Os Estados Unidos bombardearam três instalações nucleares do Irã na madrugada deste domingo (22), em uma ação que acirrou ainda mais a tensão no Oriente Médio e gerou forte reação internacional. Os alvos foram as usinas de Fordow, Natanz e Isfahan, consideradas estratégicas para o programa nuclear iraniano.

    O presidente dos Estados Unidos, Donald Trump, classificou os ataques como um “sucesso militar espetacular” e afirmou que as instalações foram “completa e totalmente destruídas”. Sem apresentar provas, ele ainda alertou que qualquer retaliação do Irã será respondida “com força muito maior”.

    O governo iraniano, por sua vez, condenou a ofensiva e afirmou que o país tem o direito de se defender. O ministro das Relações Exteriores do Irã, Abbas Araghchi, pediu uma reunião de emergência do Conselho de Segurança da Organização das Nações Unidas (ONU) e responsabilizou os EUA por “violar princípios fundamentais do direito internacional”.

    Durante a reunião da ONU, realizada nesse domingo (22), as falas evidenciaram divisão entre as potências. A representante dos EUA, Dorothy Shea, defendeu os ataques alegando que o Irã “esconde seu programa nuclear” e destacou que “qualquer ataque iraniano será enfrentado com ataques devastadores”.

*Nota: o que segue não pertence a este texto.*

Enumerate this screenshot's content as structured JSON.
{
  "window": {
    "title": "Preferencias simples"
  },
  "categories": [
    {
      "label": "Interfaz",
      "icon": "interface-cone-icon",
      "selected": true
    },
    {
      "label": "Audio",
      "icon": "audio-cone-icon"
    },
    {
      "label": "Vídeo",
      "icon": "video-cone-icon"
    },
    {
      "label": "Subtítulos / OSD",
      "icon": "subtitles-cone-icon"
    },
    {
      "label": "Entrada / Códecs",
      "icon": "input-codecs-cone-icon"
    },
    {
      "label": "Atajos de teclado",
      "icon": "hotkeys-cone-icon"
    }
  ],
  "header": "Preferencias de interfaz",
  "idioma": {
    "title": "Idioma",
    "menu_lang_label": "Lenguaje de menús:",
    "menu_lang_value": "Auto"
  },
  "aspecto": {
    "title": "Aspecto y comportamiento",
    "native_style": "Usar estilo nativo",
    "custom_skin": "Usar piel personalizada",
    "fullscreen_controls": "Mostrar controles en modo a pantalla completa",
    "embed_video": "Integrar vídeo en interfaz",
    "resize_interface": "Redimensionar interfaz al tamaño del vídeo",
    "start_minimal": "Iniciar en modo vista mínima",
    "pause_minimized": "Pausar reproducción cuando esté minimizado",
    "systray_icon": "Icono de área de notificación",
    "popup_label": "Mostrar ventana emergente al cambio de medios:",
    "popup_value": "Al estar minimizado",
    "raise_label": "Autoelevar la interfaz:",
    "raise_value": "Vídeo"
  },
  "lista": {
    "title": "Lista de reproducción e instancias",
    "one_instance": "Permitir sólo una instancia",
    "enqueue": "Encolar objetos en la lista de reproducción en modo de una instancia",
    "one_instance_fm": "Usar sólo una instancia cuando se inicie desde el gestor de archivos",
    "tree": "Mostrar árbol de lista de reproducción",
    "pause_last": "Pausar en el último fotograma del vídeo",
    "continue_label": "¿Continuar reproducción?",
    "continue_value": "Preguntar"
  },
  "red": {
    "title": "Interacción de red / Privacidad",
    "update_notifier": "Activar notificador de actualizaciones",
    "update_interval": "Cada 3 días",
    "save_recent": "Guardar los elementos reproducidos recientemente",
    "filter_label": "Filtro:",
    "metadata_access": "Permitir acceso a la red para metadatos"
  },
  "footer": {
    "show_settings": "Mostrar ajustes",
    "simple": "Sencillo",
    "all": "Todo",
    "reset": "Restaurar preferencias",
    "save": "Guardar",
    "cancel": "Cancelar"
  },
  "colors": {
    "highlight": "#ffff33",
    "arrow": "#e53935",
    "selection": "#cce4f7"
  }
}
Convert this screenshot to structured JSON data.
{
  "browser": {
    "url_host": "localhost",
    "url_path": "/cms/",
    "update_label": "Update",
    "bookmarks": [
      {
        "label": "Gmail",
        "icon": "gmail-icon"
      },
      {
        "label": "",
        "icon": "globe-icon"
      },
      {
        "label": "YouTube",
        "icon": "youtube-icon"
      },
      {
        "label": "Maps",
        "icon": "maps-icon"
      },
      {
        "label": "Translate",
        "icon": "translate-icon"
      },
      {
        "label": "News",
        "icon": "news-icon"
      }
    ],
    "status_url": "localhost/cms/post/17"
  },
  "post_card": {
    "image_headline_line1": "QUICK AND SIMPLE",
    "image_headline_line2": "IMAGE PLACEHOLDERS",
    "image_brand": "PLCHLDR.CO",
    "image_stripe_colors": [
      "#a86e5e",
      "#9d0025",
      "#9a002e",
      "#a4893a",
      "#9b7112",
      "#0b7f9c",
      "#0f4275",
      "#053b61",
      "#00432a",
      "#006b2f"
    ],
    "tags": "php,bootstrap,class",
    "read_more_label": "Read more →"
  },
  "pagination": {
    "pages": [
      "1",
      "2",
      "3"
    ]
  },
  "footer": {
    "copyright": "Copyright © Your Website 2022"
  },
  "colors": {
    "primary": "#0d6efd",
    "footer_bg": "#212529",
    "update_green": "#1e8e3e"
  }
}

    Rússia e China, por outro lado, condenaram a ação norte-americana. O embaixador russo Vassily Nebenzia afirmou que os EUA usam “acusações cínicas” e demonstram desprezo pela comunidade internacional. Já o representante chinês Fu Cong reforçou que “a paz não pode ser alcançada com o uso da força” e defendeu o diálogo.

    O Reino Unido adotou tom moderado. A representante Barbara Woodward disse que o ataque americano foi uma “iniciativa para aliviar a ameaça”, mas reforçou que “o ideal é a diplomacia e não o confronto”.

    Israel, aliado dos EUA, parabenizou a ofensiva. O embaixador israelense na ONU, Danny Danon, acusou o Irã de usar negociações internacionais como “teatro” e defendeu que o país persa nunca buscou energia pacífica, mas sim “morte e destruição”.

    Apesar da gravidade do ataque, a Agência Internacional de Energia Atômica (AIEA) informou que não houve aumento de radiação fora das instalações. O chefe do centro de segurança nuclear do Irã, Mohammad Reza Kardan, confirmou que não há risco à população.

    O secretário-geral da ONU, António Guterres, e líderes de países como França, Alemanha e União Europeia pediram contenção e retorno às negociações. Até o papa Leão XIV se pronunciou, reforçando que “a guerra não resolve problemas, mas amplia feridas na história dos povos”.

    O Irã mantém suas forças armadas em alerta máximo e promete uma resposta proporcional. “Eles cruzaram uma linha vermelha muito grande”, declarou o chanceler iraniano. O mundo agora observa com apreensão os próximos passos deste conflito.